Japan must rethink trade policy
Yoshio NAKAMURA (Senior Managing Director, Nippon Keidanren)
The outcome of the World Trade Organization's ministerial conference in Cancun, Mexico, in September was extremely regrettable and damaging to multilateral trade liberalization based on rules. However, we should not simply resent past failures. We should turn them into lessons for achieving the goals of Japan's future trade policy.
I would like to emphasize that for Japan and many other countries, the WTO will continue to be the basis of the world trading system. We must never let the WTO, which sets the basic rules for international trade and provides an effective dispute-settlement mechanism for its 148 members, lose its relevance.
For that reason, it is imperative to put the WTO negotiations back on track. Each of its member nations needs to not just insist on what it wants to obtain or defend, but also seek common ground by making concessions where possible.

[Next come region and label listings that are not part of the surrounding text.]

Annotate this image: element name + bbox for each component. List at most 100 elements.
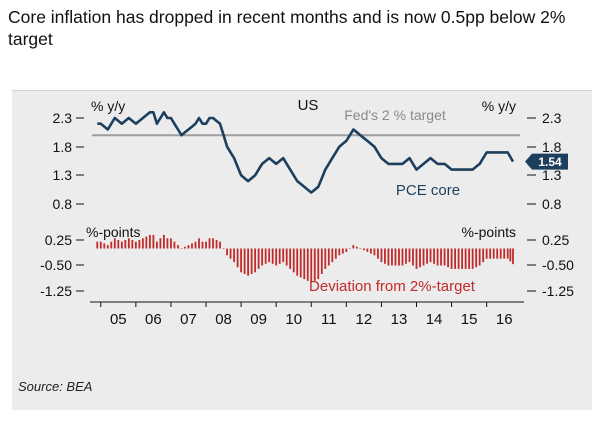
deviation-bar <box>289 248 292 269</box>
deviation-bar <box>496 248 499 259</box>
x-tick-label: 11 <box>321 311 337 328</box>
deviation-bar <box>482 248 485 263</box>
lower-left-axis-unit: %-points <box>86 224 140 240</box>
deviation-bar <box>443 248 446 266</box>
deviation-bar <box>156 241 158 249</box>
deviation-bar <box>352 245 355 249</box>
deviation-bar <box>191 243 193 249</box>
deviation-bar <box>278 248 281 264</box>
deviation-bar <box>198 238 200 249</box>
deviation-bar <box>334 248 337 259</box>
deviation-bar <box>408 248 411 263</box>
deviation-bar <box>261 248 264 266</box>
deviation-bar <box>485 248 488 259</box>
upper-left-tick-label: 2.3 <box>53 110 73 126</box>
deviation-bar <box>398 248 400 266</box>
x-tick-label: 12 <box>356 311 373 328</box>
deviation-bar <box>324 248 327 269</box>
source-note: Source: BEA <box>18 379 93 394</box>
deviation-bar <box>148 234 151 249</box>
deviation-bar <box>401 248 404 266</box>
deviation-bar <box>303 248 306 280</box>
deviation-bar <box>380 248 383 263</box>
deviation-bar <box>426 248 428 264</box>
chart-panel: % y/y % y/y US Fed's 2 % target PCE core… <box>12 90 592 410</box>
deviation-bar <box>440 248 442 266</box>
upper-left-tick-label: 1.3 <box>53 167 73 183</box>
deviation-series-label: Deviation from 2%-target <box>309 278 476 295</box>
deviation-bar <box>433 248 435 264</box>
deviation-bar <box>436 248 439 266</box>
deviation-bar <box>184 246 186 249</box>
deviation-bar <box>201 241 204 249</box>
lower-right-tick-label: 0.25 <box>542 232 569 248</box>
deviation-bar <box>509 248 512 262</box>
deviation-bar <box>106 245 109 249</box>
x-tick-label: 13 <box>391 311 408 328</box>
chart-region-label: US <box>298 97 319 114</box>
deviation-bar <box>166 238 169 249</box>
deviation-bar <box>299 248 302 278</box>
deviation-bar <box>282 248 285 263</box>
deviation-bar <box>341 248 344 254</box>
deviation-bar <box>499 248 502 259</box>
deviation-bar <box>512 248 514 265</box>
deviation-bar <box>180 248 183 250</box>
deviation-bar <box>243 248 246 274</box>
deviation-bar <box>478 248 481 266</box>
deviation-bar <box>159 238 162 249</box>
deviation-bar <box>429 248 432 263</box>
deviation-bar <box>471 248 474 269</box>
pce-core-line <box>97 111 515 194</box>
deviation-bar <box>348 248 351 250</box>
deviation-bar <box>405 248 407 264</box>
deviation-bar <box>177 245 179 249</box>
deviation-bar <box>370 248 372 254</box>
deviation-bar <box>412 248 414 266</box>
x-tick-label: 05 <box>110 311 127 328</box>
deviation-bar <box>212 238 214 249</box>
target-label: Fed's 2 % target <box>344 107 446 123</box>
deviation-bar <box>233 248 235 263</box>
deviation-bar <box>113 238 116 249</box>
upper-right-tick-label: 2.3 <box>542 110 562 126</box>
x-tick-label: 08 <box>215 311 232 328</box>
deviation-bar <box>373 248 376 256</box>
deviation-bar <box>506 248 509 259</box>
deviation-bar <box>226 248 228 256</box>
deviation-bar <box>475 248 478 268</box>
lower-right-tick-label: -0.50 <box>542 257 574 273</box>
deviation-bar <box>450 248 453 269</box>
deviation-bar <box>152 234 155 249</box>
deviation-bar <box>145 236 148 249</box>
deviation-bar <box>163 234 165 249</box>
deviation-bar <box>173 241 176 249</box>
deviation-bar <box>419 248 421 268</box>
deviation-bar <box>208 238 211 249</box>
deviation-bar <box>268 248 271 263</box>
deviation-bar <box>138 240 141 249</box>
x-tick-label: 06 <box>145 311 162 328</box>
deviation-bar <box>355 246 358 249</box>
deviation-bar <box>170 238 172 249</box>
deviation-bar <box>124 240 127 249</box>
upper-left-tick-label: 0.8 <box>53 196 73 212</box>
upper-right-tick-label: 0.8 <box>542 196 562 212</box>
deviation-bar <box>110 241 113 249</box>
deviation-bar <box>254 248 257 273</box>
deviation-bar <box>422 248 425 266</box>
x-tick-label: 10 <box>285 311 302 328</box>
x-tick-label: 15 <box>461 311 478 328</box>
lower-right-tick-label: -1.25 <box>542 283 574 299</box>
deviation-bar <box>271 248 274 264</box>
deviation-bar <box>306 248 309 281</box>
deviation-bar <box>215 240 218 249</box>
deviation-bar <box>229 248 232 259</box>
deviation-bar <box>134 241 137 249</box>
deviation-bar <box>468 248 471 269</box>
deviation-bar <box>292 248 295 273</box>
deviation-bar <box>492 248 495 259</box>
deviation-bar <box>141 238 144 249</box>
deviation-bar <box>391 248 393 266</box>
deviation-bar <box>338 248 341 256</box>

At the Cancun talks, Japan was represented by the foreign, trade and agricultural ministers. But I wonder if the trio entered the conference with a unified negotiating position that reflected Japan's national interests.

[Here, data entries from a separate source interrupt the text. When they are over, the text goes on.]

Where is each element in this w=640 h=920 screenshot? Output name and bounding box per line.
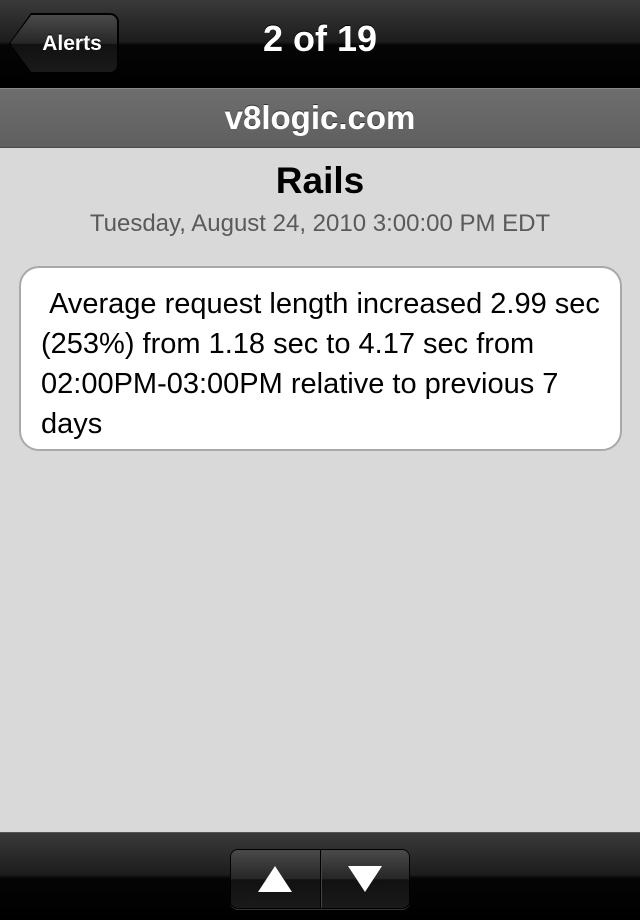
alert-title: Rails: [275, 160, 365, 201]
alert-navigation-control: [230, 849, 410, 909]
up-arrow-icon: [258, 866, 293, 892]
host-name: v8logic.com: [224, 99, 416, 136]
alert-date: Tuesday, August 24, 2010 3:00:00 PM EDT: [89, 210, 551, 237]
previous-alert-button[interactable]: [231, 850, 320, 908]
alert-message-box: Average request length increased 2.99 se…: [19, 266, 622, 451]
next-alert-button[interactable]: [319, 850, 409, 908]
back-button-label: Alerts: [42, 31, 102, 55]
alert-position-title: 2 of 19: [262, 18, 378, 59]
host-header: v8logic.com: [0, 88, 640, 148]
alert-message: Average request length increased 2.99 se…: [41, 288, 608, 440]
back-button[interactable]: Alerts: [10, 14, 118, 73]
bottom-toolbar: [0, 832, 640, 920]
down-arrow-icon: [347, 866, 382, 892]
navigation-bar: Alerts 2 of 19: [0, 0, 640, 88]
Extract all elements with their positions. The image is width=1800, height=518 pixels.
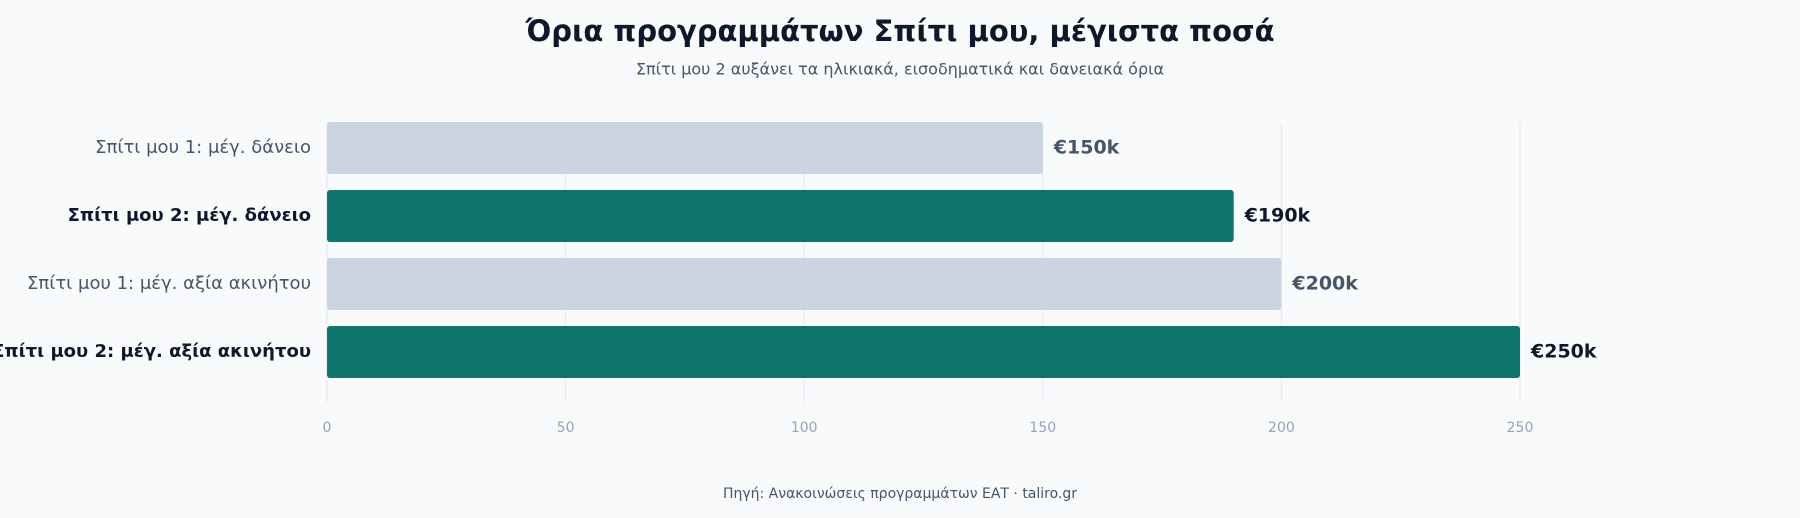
y-tick-label: Σπίτι μου 1: μέγ. δάνειο [95,137,311,158]
x-tick-label: 150 [1029,420,1056,436]
bar [327,190,1234,242]
value-label: €250k [1530,341,1597,363]
x-tick-label: 50 [557,420,575,436]
value-label: €200k [1291,273,1358,295]
bar [327,122,1043,174]
y-tick-label: Σπίτι μου 1: μέγ. αξία ακινήτου [27,273,311,294]
chart-subtitle: Σπίτι μου 2 αυξάνει τα ηλικιακά, εισοδημ… [636,60,1164,79]
value-label: €190k [1244,205,1311,227]
y-tick-label: Σπίτι μου 2: μέγ. δάνειο [68,205,311,226]
y-tick-label: Σπίτι μου 2: μέγ. αξία ακινήτου [0,341,311,362]
x-tick-label: 200 [1268,420,1295,436]
bar [327,326,1520,378]
bar [327,258,1282,310]
x-tick-label: 0 [323,420,332,436]
source-note: Πηγή: Ανακοινώσεις προγραμμάτων ΕΑΤ · ta… [723,486,1077,502]
x-tick-label: 100 [791,420,818,436]
x-tick-label: 250 [1507,420,1534,436]
chart-title: Όρια προγραμμάτων Σπίτι μου, μέγιστα ποσ… [524,14,1274,48]
value-label: €150k [1053,137,1120,159]
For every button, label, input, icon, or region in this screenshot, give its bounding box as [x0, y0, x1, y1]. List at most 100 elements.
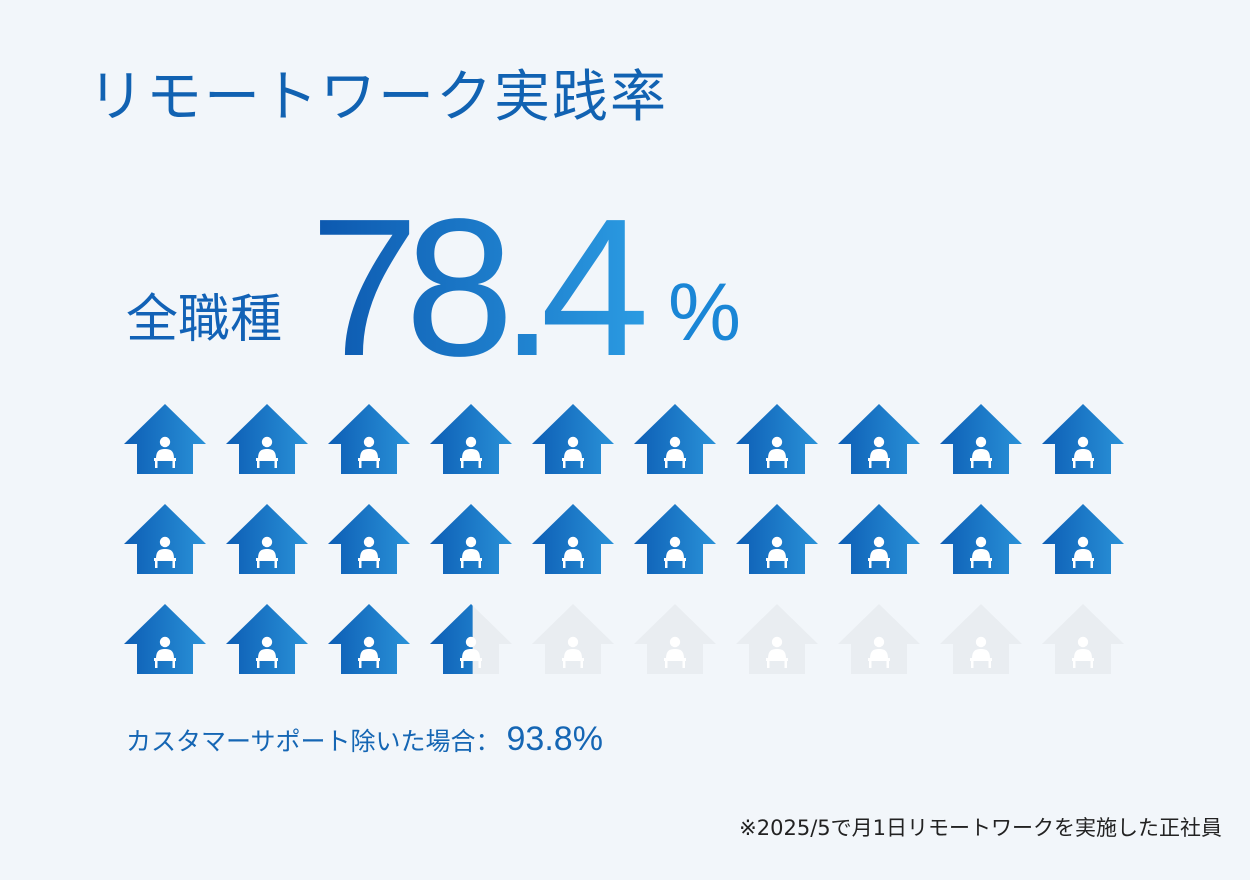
- desk: [766, 458, 788, 461]
- person-body: [156, 449, 174, 459]
- desk-leg: [257, 560, 260, 568]
- person-head: [1077, 436, 1089, 448]
- person-head: [669, 636, 681, 648]
- house-person-icon: [940, 504, 1022, 574]
- desk-leg: [155, 660, 158, 668]
- desk-leg: [563, 660, 566, 668]
- house-person-icon: [124, 404, 206, 474]
- house-person-icon: [532, 404, 614, 474]
- person-body: [768, 449, 786, 459]
- desk-leg: [682, 660, 685, 668]
- desk-leg: [376, 660, 379, 668]
- person-body: [258, 449, 276, 459]
- footnote: ※2025/5で月1日リモートワークを実施した正社員: [739, 816, 1222, 840]
- desk-leg: [1073, 460, 1076, 468]
- person-body: [564, 649, 582, 659]
- person-head: [975, 636, 987, 648]
- desk-leg: [274, 660, 277, 668]
- desk-leg: [886, 560, 889, 568]
- desk: [256, 458, 278, 461]
- desk: [154, 558, 176, 561]
- house-person-icon: [736, 404, 818, 474]
- house-person-icon: [838, 504, 920, 574]
- house-person-icon: [940, 404, 1022, 474]
- person-head: [363, 436, 375, 448]
- desk-leg: [784, 460, 787, 468]
- person-body: [564, 449, 582, 459]
- person-body: [666, 649, 684, 659]
- person-body: [972, 649, 990, 659]
- desk-leg: [155, 560, 158, 568]
- desk-leg: [257, 660, 260, 668]
- person-body: [564, 549, 582, 559]
- person-body: [972, 549, 990, 559]
- page-title: リモートワーク実践率: [88, 65, 668, 130]
- desk-leg: [1090, 560, 1093, 568]
- person-body: [462, 449, 480, 459]
- desk: [868, 458, 890, 461]
- desk-leg: [563, 560, 566, 568]
- desk-leg: [359, 660, 362, 668]
- house-person-icon: [226, 404, 308, 474]
- person-body: [360, 549, 378, 559]
- desk: [256, 558, 278, 561]
- person-body: [768, 649, 786, 659]
- person-body: [870, 449, 888, 459]
- desk-leg: [274, 460, 277, 468]
- person-body: [870, 549, 888, 559]
- desk-leg: [172, 560, 175, 568]
- desk: [358, 458, 380, 461]
- person-head: [465, 536, 477, 548]
- house-person-icon: [328, 504, 410, 574]
- person-body: [1074, 449, 1092, 459]
- person-head: [567, 436, 579, 448]
- person-head: [261, 636, 273, 648]
- desk: [868, 658, 890, 661]
- desk: [460, 458, 482, 461]
- house-person-icon: [124, 504, 206, 574]
- desk-leg: [665, 460, 668, 468]
- headline-number-text: 78.4: [310, 200, 644, 365]
- desk: [358, 558, 380, 561]
- desk-leg: [988, 660, 991, 668]
- desk-leg: [665, 560, 668, 568]
- desk-leg: [869, 660, 872, 668]
- person-head: [975, 536, 987, 548]
- house-person-icon: [1042, 504, 1124, 574]
- desk-leg: [869, 460, 872, 468]
- person-head: [567, 536, 579, 548]
- desk: [664, 558, 686, 561]
- house-person-icon: [532, 604, 614, 674]
- desk-leg: [988, 460, 991, 468]
- desk-leg: [971, 560, 974, 568]
- person-head: [771, 536, 783, 548]
- person-body: [666, 449, 684, 459]
- desk-leg: [478, 660, 481, 668]
- person-head: [261, 536, 273, 548]
- desk: [358, 658, 380, 661]
- desk: [562, 658, 584, 661]
- desk-leg: [461, 460, 464, 468]
- desk-leg: [155, 460, 158, 468]
- person-body: [360, 449, 378, 459]
- desk-leg: [784, 660, 787, 668]
- person-body: [258, 649, 276, 659]
- person-body: [462, 649, 480, 659]
- person-body: [1074, 649, 1092, 659]
- desk-leg: [971, 660, 974, 668]
- desk-leg: [461, 660, 464, 668]
- desk: [664, 658, 686, 661]
- note-value: 93.8%: [506, 720, 603, 758]
- person-head: [159, 436, 171, 448]
- house-person-icon: [226, 604, 308, 674]
- house-filled-shape: [430, 604, 473, 674]
- person-head: [159, 536, 171, 548]
- person-head: [669, 536, 681, 548]
- desk-leg: [376, 560, 379, 568]
- house-person-icon: [226, 504, 308, 574]
- note-label: カスタマーサポート除いた場合：: [126, 727, 501, 756]
- house-person-icon: [634, 404, 716, 474]
- headline-unit: %: [668, 267, 741, 358]
- desk-leg: [767, 460, 770, 468]
- desk-leg: [563, 460, 566, 468]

For example, the U.S. Trade Representative and the European Commissioner in charge of trade engage in international negotiations after making internal adjustments so they can correctly represent their national or regional interests and table their proposals.

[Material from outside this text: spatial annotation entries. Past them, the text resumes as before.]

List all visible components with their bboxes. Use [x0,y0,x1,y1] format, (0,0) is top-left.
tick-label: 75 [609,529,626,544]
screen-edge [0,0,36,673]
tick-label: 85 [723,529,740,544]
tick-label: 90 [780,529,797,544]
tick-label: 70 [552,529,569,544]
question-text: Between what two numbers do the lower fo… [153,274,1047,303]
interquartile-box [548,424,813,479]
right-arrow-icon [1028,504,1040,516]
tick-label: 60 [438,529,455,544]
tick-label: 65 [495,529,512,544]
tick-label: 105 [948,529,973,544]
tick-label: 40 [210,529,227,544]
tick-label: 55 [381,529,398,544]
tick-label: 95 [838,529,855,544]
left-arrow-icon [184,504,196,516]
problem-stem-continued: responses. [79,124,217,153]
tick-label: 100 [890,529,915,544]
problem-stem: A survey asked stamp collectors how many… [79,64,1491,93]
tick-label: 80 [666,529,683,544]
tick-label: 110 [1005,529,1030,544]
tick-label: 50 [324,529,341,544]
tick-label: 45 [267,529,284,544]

The Japanese government appears to be discussing the creation of a mechanism or a new organization that would prevent bureaucratic divisions from tying its hands during international talks, and I hope the failure of the Cancun talks will prompt the business community to start playing a more active role in the matter.
True, it is the government that handles the negotiations. However, it is a long-established practice in the Western business community, which stands to be affected by the outcome of the talks, to directly take part in the negotiating process. Moreover, in the Cancun talks, I hear that private-sector businesspeople in some Asian countries like India and Indonesia joined their respective government delegations as advisers. Japan should start discussing how representatives from the business community or other interest groups can take part in government-led negotiations.
The outcome of Cancun highlighted the need for bilateral and regional initiatives for liberalizing trade and investment. Since 1999, even before the WTO ministerial conference in Seattle, Keidanren has been stressing the importance of bilateral and regional free-trade agreements. Japan should weigh the respective benefits of multilateral trade liberalization under the WTO and bilateral/regional approach, and strategically select its FTA partners and determine the contents of any prospective agreements.
In this sense, Japan's failure to reach an agreement on an FTA with Mexican President Vicente Fox here last week was extremely damaging to Japan's future trade policy. It will have a far-reaching impact that goes beyond trade relations with Mexico. In light of the worldwide trend toward FTAs, Japan needs to conclude more such agreements with Asian nations it has close economic ties to. To do this we should quickly review our strategy on trade.